Nonsense upon stilts

At Offsetting Behaviour Eric Crampton posts an article he wrote for NORML on the New Zealand Drug Harm Index. See here. Eric opens by saying,
If the New Zealand Drug Harm Index is nonsense, then Detective Senior Sergeant Scott McGill’s claim that recent police action against marijuana prevented $379 million in social harm is nonsense upon stilts. Social cost measures provided in reports like the “New Zealand Drug Harm Index” and “Costs of Harmful Alcohol and Other Drug Use” are very good at providing very big numbers related to harms but are not terribly useful for public policy purposes. We’ll here contrast the method used in these kinds of reports with proper economic analysis.
There is a real issue here, in that some of the economics underlying these types of "social harm" indexes is just plan bad. When discussing the infamous BERL report on the cost of alcohol Eric writes,
In sum, social cost measures like those derived in BERL’s report of the costs of harmful alcohol use differ substantially from economic notions of social costs and consequently are of very limited policy relevance.
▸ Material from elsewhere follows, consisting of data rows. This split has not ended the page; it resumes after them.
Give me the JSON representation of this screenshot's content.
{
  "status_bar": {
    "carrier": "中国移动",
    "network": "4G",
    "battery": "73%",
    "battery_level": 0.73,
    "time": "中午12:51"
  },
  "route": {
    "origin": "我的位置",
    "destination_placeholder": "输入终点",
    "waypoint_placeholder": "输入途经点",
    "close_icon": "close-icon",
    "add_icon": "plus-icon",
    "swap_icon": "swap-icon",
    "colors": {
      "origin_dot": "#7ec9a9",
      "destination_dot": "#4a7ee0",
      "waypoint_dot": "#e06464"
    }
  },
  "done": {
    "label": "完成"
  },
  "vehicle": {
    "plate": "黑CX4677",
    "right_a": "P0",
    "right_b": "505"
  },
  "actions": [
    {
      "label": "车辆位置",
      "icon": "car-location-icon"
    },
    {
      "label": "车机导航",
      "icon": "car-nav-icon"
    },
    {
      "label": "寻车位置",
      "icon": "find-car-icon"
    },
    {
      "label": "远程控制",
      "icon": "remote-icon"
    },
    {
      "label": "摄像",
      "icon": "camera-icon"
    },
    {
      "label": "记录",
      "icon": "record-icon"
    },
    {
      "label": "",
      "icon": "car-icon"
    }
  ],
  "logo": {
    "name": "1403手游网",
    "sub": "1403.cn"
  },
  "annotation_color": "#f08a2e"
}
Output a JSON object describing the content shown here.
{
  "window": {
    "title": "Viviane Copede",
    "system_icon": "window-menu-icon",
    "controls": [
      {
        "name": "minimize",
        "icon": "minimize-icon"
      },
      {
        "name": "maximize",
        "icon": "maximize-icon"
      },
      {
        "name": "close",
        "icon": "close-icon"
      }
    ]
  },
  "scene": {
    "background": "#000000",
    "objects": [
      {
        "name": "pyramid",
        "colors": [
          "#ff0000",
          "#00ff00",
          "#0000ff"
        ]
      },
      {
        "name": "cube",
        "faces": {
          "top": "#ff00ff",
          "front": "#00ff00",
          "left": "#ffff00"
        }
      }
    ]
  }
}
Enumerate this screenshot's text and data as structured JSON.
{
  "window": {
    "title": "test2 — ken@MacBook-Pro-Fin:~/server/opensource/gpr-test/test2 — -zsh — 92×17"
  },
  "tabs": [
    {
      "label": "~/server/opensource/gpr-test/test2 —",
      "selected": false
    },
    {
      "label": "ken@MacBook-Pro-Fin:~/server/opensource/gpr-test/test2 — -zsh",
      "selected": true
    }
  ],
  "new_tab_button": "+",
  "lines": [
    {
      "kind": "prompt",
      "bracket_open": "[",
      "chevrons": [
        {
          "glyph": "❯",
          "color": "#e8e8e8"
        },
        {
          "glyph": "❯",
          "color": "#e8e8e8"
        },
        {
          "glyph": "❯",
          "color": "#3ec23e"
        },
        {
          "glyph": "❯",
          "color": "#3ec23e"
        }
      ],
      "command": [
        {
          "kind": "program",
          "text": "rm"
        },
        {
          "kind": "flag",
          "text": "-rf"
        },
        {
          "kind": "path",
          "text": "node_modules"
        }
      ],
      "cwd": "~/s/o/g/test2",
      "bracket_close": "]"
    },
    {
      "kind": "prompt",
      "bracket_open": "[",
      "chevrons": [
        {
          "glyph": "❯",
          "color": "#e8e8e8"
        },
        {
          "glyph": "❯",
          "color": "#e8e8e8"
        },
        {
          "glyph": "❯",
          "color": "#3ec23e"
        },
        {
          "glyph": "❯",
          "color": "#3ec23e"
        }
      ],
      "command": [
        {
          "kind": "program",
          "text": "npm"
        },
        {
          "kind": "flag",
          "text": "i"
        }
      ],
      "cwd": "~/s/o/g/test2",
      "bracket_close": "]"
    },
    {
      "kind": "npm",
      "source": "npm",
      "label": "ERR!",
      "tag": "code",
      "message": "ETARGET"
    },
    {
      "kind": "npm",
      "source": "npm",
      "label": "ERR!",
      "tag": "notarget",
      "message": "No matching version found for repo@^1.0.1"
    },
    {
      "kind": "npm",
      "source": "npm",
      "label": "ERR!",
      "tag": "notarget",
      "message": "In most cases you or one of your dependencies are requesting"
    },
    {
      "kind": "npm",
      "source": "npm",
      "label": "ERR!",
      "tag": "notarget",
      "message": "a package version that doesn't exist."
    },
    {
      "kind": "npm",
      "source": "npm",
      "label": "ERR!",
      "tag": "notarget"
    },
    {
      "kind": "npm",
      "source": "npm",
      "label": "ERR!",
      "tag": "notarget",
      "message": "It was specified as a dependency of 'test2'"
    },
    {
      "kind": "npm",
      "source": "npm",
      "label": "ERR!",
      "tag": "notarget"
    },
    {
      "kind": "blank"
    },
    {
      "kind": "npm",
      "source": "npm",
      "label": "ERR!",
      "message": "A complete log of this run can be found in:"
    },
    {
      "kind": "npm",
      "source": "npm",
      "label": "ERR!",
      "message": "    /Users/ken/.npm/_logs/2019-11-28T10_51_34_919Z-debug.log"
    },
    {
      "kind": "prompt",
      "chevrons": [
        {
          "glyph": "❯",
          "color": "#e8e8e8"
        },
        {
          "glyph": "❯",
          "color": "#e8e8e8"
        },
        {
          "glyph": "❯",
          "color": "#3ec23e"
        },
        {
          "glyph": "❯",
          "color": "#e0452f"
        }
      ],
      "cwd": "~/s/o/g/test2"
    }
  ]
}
Eric then goes on to discuss the Drug Harms Index. He points out that there are common features between the alcohol cost report and the drug harm report. He concludes that
In sum, the Drug Harms Index mixes together costs of drug use with costs of prohibition and costs borne by drug users with costs imposed by drug users on others so opaquely that it is difficult to say to what possible policy use their numbers can be put. This is truly disappointing; a proper measure that provided the different categories of harms could be very useful in helping to decide which drugs would best quickly be legalized and which might be of lower priority. If it were the case that the vast majority of the costs of marijuana use were really costs associated with prohibition and if external costs were relatively low, a very good case could be made for legalization combined with an excise tax to defray those external costs. If it were the case that methamphetamine were associated with very high relative costs, with most of those costs being due to drug use rather than to prohibition, and with a greater proportion of those costs falling on external parties, that would provide a reason to legalize marijuana while keeping P prohibited. But we simply cannot say anything useful from the numbers as presented.
and
It seems that the main use of the report is in agitprop: providing big scary numbers with a sciency feel that can help to justify ongoing prohibitionist policies. After all, if the costs of drugs are over a billion dollars, we’d be crazy to even consider legalization, wouldn’t we? Well, maybe not if those costs accrue more to prohibition than to drug use. Unfortunately, from the report as it stands, we just cannot tell.
Bad economics can be used to justify almost anything, which is why reports such as those on the social costs of alcohol and the New Zealand Drug Harm Index need to be examined very carefully. People should not take them at face value. Read all of Eric's piece and you will come away with a healthy scepticism towards such measures.